Focalpoint: Refers to the main species, organism, or subject of study.
Locationofstudy: Refers to information about the physical setting, coordinates, geographical location, and name of country/city.
Mainhypothesisandcorrespondingresults: Refers to the primary hypothesis tested in the study and its direct, corresponding findings.
Method: Refers to method/technique/instrument used in the study.
Reccomendationsandsuggestions: Refers to proposals for future actions, research, or applications based on the study's findings.
Researchquestions: Refers to the specific problems, gaps, or questions the research aims to address.
Timeperiodofstudy: Refers to information about the timing of the study, including beginning and end date, total duration, timing, and duration of fieldwork.

How to Use

You can load and use this model with the Hugging Face transformers library.

import torch
from transformers import AutoTokenizer, AutoModelForCausalLM
from peft import PeftModel

# --- Configuration ---
# Replace 'YOUR_HF_USERNAME' with your Hugging Face username or organization
MODEL_REPO_ID = "MikeACedric/finetuned-qwen-for-ner-v2" # Adjust this if you chose a different repo name
GENERATION_MAX_NEW_TOKENS = 1024 # Max tokens for the JSON output

# Define the NER labels used during training
NER_LABELS = [
    "Ecosystem", "Focalpoint", "Locationofstudy", "Mainhypothesisandcorrespondingresults",
    "Method", "Reccomendationsandsuggestions", "Researchquestions", "Timeperiodofstudy"
]

# --- Prompts (must match training prompts exactly) ---
SYSTEM_PROMPT = "You are an expert in scientific reasoning and information extraction."
USER_CONTEXT_TEMPLATE = """## Task Description
Perform step-by-step reasoning to identify Named Entities in the scientific text.

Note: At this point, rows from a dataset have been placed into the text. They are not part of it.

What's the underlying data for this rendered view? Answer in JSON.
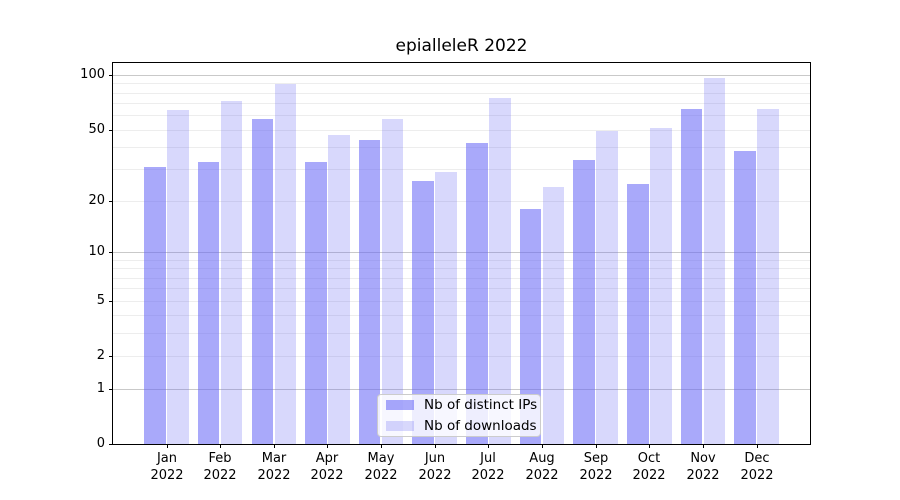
{
  "chart_data": {
    "type": "bar",
    "title": "epialleleR 2022",
    "categories": [
      "Jan",
      "Feb",
      "Mar",
      "Apr",
      "May",
      "Jun",
      "Jul",
      "Aug",
      "Sep",
      "Oct",
      "Nov",
      "Dec"
    ],
    "category_year": "2022",
    "series": [
      {
        "key": "distinct-ips",
        "name": "Nb of distinct IPs",
        "color": "rgba(98,98,245,0.55)",
        "color_hex_on_white": "#a8a8f8",
        "values": [
          31,
          33,
          57,
          33,
          44,
          26,
          42,
          18,
          34,
          25,
          65,
          38
        ]
      },
      {
        "key": "downloads",
        "name": "Nb of downloads",
        "color": "rgba(98,98,245,0.25)",
        "color_hex_on_white": "#d8d8f8",
        "values": [
          64,
          72,
          89,
          47,
          57,
          29,
          75,
          24,
          49,
          51,
          96,
          65
        ]
      }
    ],
    "xlabel": "",
    "ylabel": "",
    "yscale": "log10(1+x)",
    "ylim": [
      0,
      116
    ],
    "yticks": [
      0,
      1,
      2,
      5,
      10,
      20,
      50,
      100
    ],
    "ytick_labels": [
      "0",
      "1",
      "2",
      "5",
      "10",
      "20",
      "50",
      "100"
    ],
    "gridlines_major": [
      1,
      10,
      100
    ],
    "gridlines_minor": [
      2,
      3,
      4,
      5,
      6,
      7,
      8,
      9,
      20,
      30,
      40,
      50,
      60,
      70,
      80,
      90
    ],
    "grid": "on",
    "legend_position": "bottom-center"
  },
  "colors": {
    "bar_distinct_ips": "#a8a8f8",
    "bar_downloads": "#d8d8f8",
    "grid_major": "#c9c9c9",
    "grid_minor": "#ededed",
    "axis": "#000000",
    "legend_border": "#cccccc"
  }
}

Each JSON key must be a single, exact substring from the input text. Each JSON value must be exactly one of these eight labels (no spelling variants):

1. "Ecosystem": Refers to the type of natural or artificial environment, land use, or specific study site characteristics beyond just coordinates/city.
2. "Focalpoint": Refers to the main species, organism, or subject of study.
3. "Locationofstudy": Refers to information about the physical setting, coordinates, geographical location, and name of country/city.
4. "Mainhypothesisandcorrespondingresults": Refers to the primary hypothesis tested in the study and its direct, corresponding findings.
5. "Method": Refers to method/technique/instrument used in the study.
6. "Reccomendationsandsuggestions": Refers to proposals for future actions, research, or applications based on the study's findings.
7. "Researchquestions": Refers to the specific problems, gaps, or questions the research aims to address.
8. "Timeperiodofstudy": Refers to information about the timing of the study, including beginning and end date, total duration, timing, and duration of fieldwork. Usually found in the Abstract/Introduction/Methods sections.

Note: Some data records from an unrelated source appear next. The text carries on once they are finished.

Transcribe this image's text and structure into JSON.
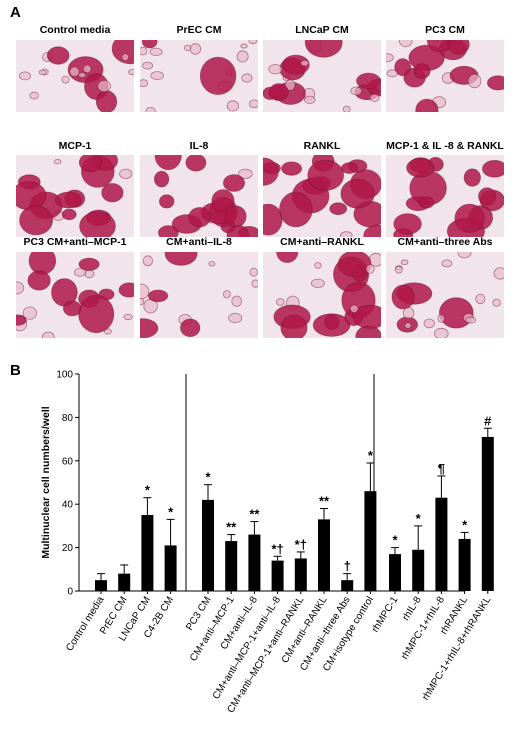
{
  "panel_a": {
    "letter": "A",
    "tiles": [
      {
        "title": "Control media",
        "density": 0.15
      },
      {
        "title": "PrEC CM",
        "density": 0.18
      },
      {
        "title": "LNCaP CM",
        "density": 0.55
      },
      {
        "title": "PC3 CM",
        "density": 0.6
      },
      {
        "title": "MCP-1",
        "density": 0.8
      },
      {
        "title": "IL-8",
        "density": 0.75
      },
      {
        "title": "RANKL",
        "density": 0.85
      },
      {
        "title": "MCP-1 & IL -8 & RANKL",
        "density": 0.9
      },
      {
        "title": "PC3 CM+anti–MCP-1",
        "density": 0.45
      },
      {
        "title": "CM+anti–IL-8",
        "density": 0.5
      },
      {
        "title": "CM+anti–RANKL",
        "density": 0.5
      },
      {
        "title": "CM+anti–three Abs",
        "density": 0.2
      }
    ],
    "stain_color": "#b0184a"
  },
  "panel_b": {
    "letter": "B"
  },
  "chart_data": {
    "type": "bar",
    "ylabel": "Multinuclear cell numbers/well",
    "xlabel": "",
    "ylim": [
      0,
      100
    ],
    "yticks": [
      0,
      20,
      40,
      60,
      80,
      100
    ],
    "bar_color": "#000000",
    "groups": [
      {
        "categories": [
          "Control media",
          "PrEC CM",
          "LNCaP CM",
          "C4-2B CM"
        ],
        "values": [
          5,
          8,
          35,
          21
        ],
        "errors": [
          3,
          4,
          8,
          12
        ],
        "annotations": [
          "",
          "",
          "*",
          "*"
        ]
      },
      {
        "categories": [
          "PC3 CM",
          "CM+anti–MCP-1",
          "CM+anti–IL-8",
          "CM+anti–MCP-1+anti–IL-8",
          "CM+anti–MCP-1+anti–RANKL",
          "CM+anti–RANKL",
          "CM+anti–three Abs",
          "CM+isotype control"
        ],
        "values": [
          42,
          23,
          26,
          14,
          15,
          33,
          5,
          46
        ],
        "errors": [
          7,
          3,
          6,
          2,
          3,
          5,
          3,
          13
        ],
        "annotations": [
          "*",
          "**",
          "**",
          "*†",
          "*†",
          "**",
          "†",
          "*"
        ]
      },
      {
        "categories": [
          "rhMPC-1",
          "rhIL-8",
          "rhMPC-1+rhIL-8",
          "rhRANKL",
          "rhMPC-1+rhIL-8+rhRANKL"
        ],
        "values": [
          17,
          19,
          43,
          24,
          71
        ],
        "errors": [
          3,
          11,
          10,
          3,
          4
        ],
        "annotations": [
          "*",
          "*",
          "¶",
          "*",
          "#"
        ]
      }
    ]
  }
}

- If the text contains multiple distinct phrases all belonging to the same label (for example, four different entities under “Focalpoint”), you must emit each phrase as its own JSON key.
- Never group more than one phrase under a single key.
- The output must be a single, flat JSON dictionary. No lists or nested objects.
- Do not output any extra text, no commentary, no markdown—just the JSON.
- Ensure all keys are exact, verbatim substrings from the input text. Do not paraphrase or alter the text.

### Input
{text}

### Output
Produce ONLY the JSON dictionary. Do NOT include any other text, explanations, or markdown. Start the JSON directly and end it immediately after the final brace.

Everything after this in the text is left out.